The Powell Doctrine sets a standard too high to justify action against the majority of threats America faces today. This is not by accident. America’s opponents—in Moscow and the Middle East—do their own strategic thinking. They understand that if they employ asymmetric tactics they can easily befuddle an America stuck on doctrines, wishing for peace above all, and still reeling from the divisive effects of two controversial and expensive wars that were unpopular with the rest of the world.

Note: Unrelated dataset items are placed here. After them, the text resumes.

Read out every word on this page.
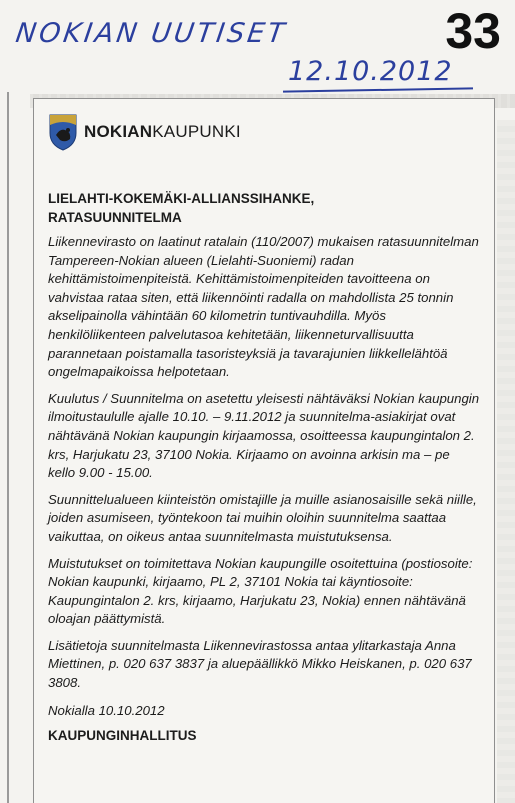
NOKIAN UUTISET	33
12.10.2012
NOKIANKAUPUNKI
LIELAHTI-KOKEMÄKI-ALLIANSSIHANKE,
RATASUUNNITELMA

Liikennevirasto on laatinut ratalain (110/2007) mukaisen ratasuunnitelman Tampereen-Nokian alueen (Lielahti-Suoniemi) radan kehittämistoimenpiteistä. Kehittämistoimenpiteiden tavoitteena on vahvistaa rataa siten, että liikennöinti radalla on mahdollista 25 tonnin akselipainolla vähintään 60 kilometrin tuntivauhdilla. Myös henkilöliikenteen palvelutasoa kehitetään, liikenneturvallisuutta parannetaan poistamalla tasoristeyksiä ja tavarajunien liikkellelähtöä ongelmapaikoissa helpotetaan.

Kuulutus / Suunnitelma on asetettu yleisesti nähtäväksi Nokian kaupungin ilmoitustaululle ajalle 10.10. – 9.11.2012 ja suunnitelma-asiakirjat ovat nähtävänä Nokian kaupungin kirjaamossa, osoitteessa kaupungintalon 2. krs, Harjukatu 23, 37100 Nokia. Kirjaamo on avoinna arkisin ma – pe kello 9.00 - 15.00.

Suunnittelualueen kiinteistön omistajille ja muille asianosaisille sekä niille, joiden asumiseen, työntekoon tai muihin oloihin suunnitelma saattaa vaikuttaa, on oikeus antaa suunnitelmasta muistutuksensa.

Muistutukset on toimitettava Nokian kaupungille osoitettuina (postiosoite: Nokian kaupunki, kirjaamo, PL 2, 37101 Nokia tai käyntiosoite: Kaupungintalon 2. krs, kirjaamo, Harjukatu 23, Nokia) ennen nähtävänä oloajan päättymistä.

Lisätietoja suunnitelmasta Liikennevirastossa antaa ylitarkastaja Anna Miettinen, p. 020 637 3837 ja aluepäällikkö Mikko Heiskanen, p. 020 637 3808.

Nokialla 10.10.2012
KAUPUNGINHALLITUS
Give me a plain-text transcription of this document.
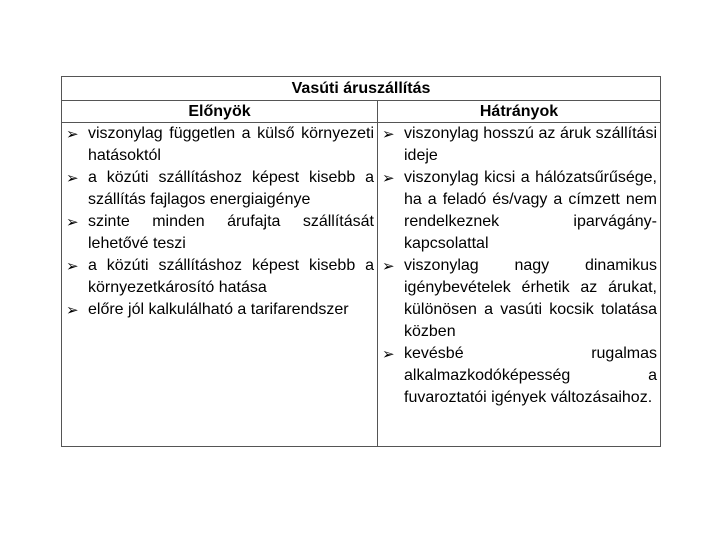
Vasúti áruszállítás
Előnyök	Hátrányok
➢ viszonylag független a külső környezeti hatásoktól
➢ a közúti szállításhoz képest kisebb a szállítás fajlagos energiaigénye
➢ szinte minden árufajta szállítását lehetővé teszi
➢ a közúti szállításhoz képest kisebb a környezetkárosító hatása
➢ előre jól kalkulálható a tarifarendszer
➢ viszonylag hosszú az áruk szállítási ideje
➢ viszonylag kicsi a hálózatsűrűsége, ha a feladó és/vagy a címzett nem rendelkeznek iparvágány-kapcsolattal
➢ viszonylag nagy dinamikus igénybevételek érhetik az árukat, különösen a vasúti kocsik tolatása közben
➢ kevésbé rugalmas alkalmazkodóképesség a fuvaroztatói igények változásaihoz.
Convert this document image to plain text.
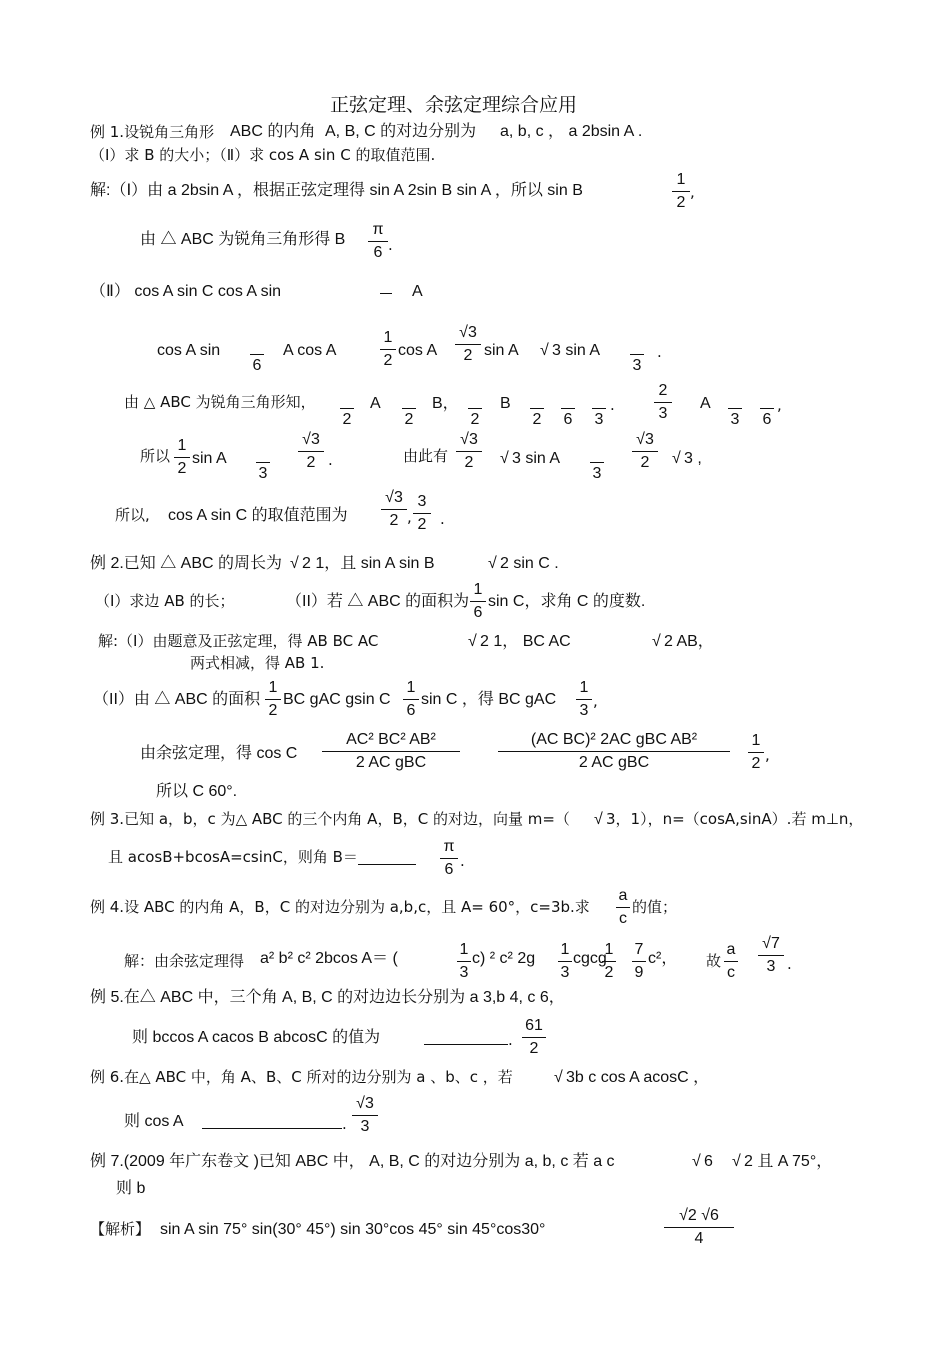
正弦定理、余弦定理综合应用
例 1.设锐角三角形 ABC 的内角 A, B, C 的对边分别为 a, b, c ， a 2bsin A .
（Ⅰ）求 B 的大小；（Ⅱ）求 cos A sin C 的取值范围.
解:（Ⅰ）由 a 2bsin A ，根据正弦定理得 sin A 2sin B sin A ，所以 sin B	$\frac{1}{2}$ ,
由 △ ABC 为锐角三角形得 B $\frac{\pi}{6}$ .
（Ⅱ） cos A sin C cos A sin	A
cos A sin

6
A cos A	$\frac{1}{2}$ cos A $\frac{√3}{2}$ sin A √ 3 sin A

3
.
由 △ ABC 为锐角三角形知，

2
A

2
B，

2
B

2
6
3
. $\frac{2}{3}$ A

3
6
,
所以 $\frac{1}{2}$ sin A

3
$\frac{√3}{2}$ .	由此有 $\frac{√3}{2}$ √ 3 sin A

3
$\frac{√3}{2}$ √ 3 ,
所以, cos A sin C 的取值范围为 $\frac{√3}{2}$ , $\frac{3}{2}$ .
例 2.已知 △ ABC 的周长为 √ 2 1，且 sin A sin B	√ 2 sin C .
（I）求边 AB 的长；	（II）若 △ ABC 的面积为 $\frac{1}{6}$ sin C，求角 C 的度数.
解:（I）由题意及正弦定理，得 AB BC AC	√ 2 1， BC AC	√ 2 AB，
两式相减，得 AB 1.
（II）由 △ ABC 的面积 $\frac{1}{2}$ BC gAC gsin C $\frac{1}{6}$ sin C ，得 BC gAC $\frac{1}{3}$ ,
由余弦定理，得 cos C
AC² BC² AB²
2 AC gBC
(AC BC)² 2AC gBC AB²
2 AC gBC	$\frac{1}{2}$ ,
所以 C 60°.
例 3.已知 a，b，c 为△ ABC 的三个内角 A，B，C 的对边，向量 m=（ √ 3，1），n=（cosA,sinA）.若 m⊥n，
且 acosB+bcosA=csinC，则角 B＝	$\frac{\pi}{6}$ .
例 4.设 ABC 的内角 A，B，C 的对边分别为 a,b,c，且 A= 60°，c=3b.求 $\frac{a}{c}$ 的值；
解：由余弦定理得 a² b² c² 2bcos A＝ (	$\frac{1}{3} c$) ² c² $2g \frac{1}{3}$ cgcg
$\frac{1}{2} \frac{7}{9} c^2$， 故 $\frac{a}{c} \frac{√7}{3}$ .
例 5.在△ ABC 中，三个角 A, B, C 的对边边长分别为 a 3,b 4, c 6，
则 bccos A cacos B abcosC 的值为	. $\frac{61}{2}$
例 6.在△ ABC 中，角 A、B、C 所对的边分别为 a 、b、c ，若	√ 3b c cos A acosC ，
则 cos A	. $\frac{√3}{3}$
例 7.(2009 年广东卷文 )已知 ABC 中， A, B, C 的对边分别为 a, b, c 若 a c	√ 6 √ 2 且 A 75°，
则 b
【解析】 sin A sin 75° sin(30° 45°) sin 30°cos 45° sin 45°cos30°	$\frac{√2 √6}{4}$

There is the Powell Doctrine as it is and the Powell Doctrine as we imagine it, much as there is the world as it is and how we would like it. As Clausewitz would have it, understanding the nature of the war one is facing is paramount. That is to say the world as it is. The Powell Doctrine is not what we need. People talking about war in bars should come to understand all of this. However, that is probably the world as I would like it.



[Photo: Flickr CC: Expert Infantry]




Col. Philip Lisagor, US Army (Retired) served three tours in Iraq and was part of Charlie Wilson’s war in the mid-eighties, training Mujahedeen in Peshawar, Pakistan. He lives in Northern Nevada where he trains horses and skis when there is snow. He was an Ally Fellow at the Harvard-Kennedy School of Government and recently completed an MFA in writing at Brian Turner’s program at Sierra Nevada College thanks to his GI Bill benefits.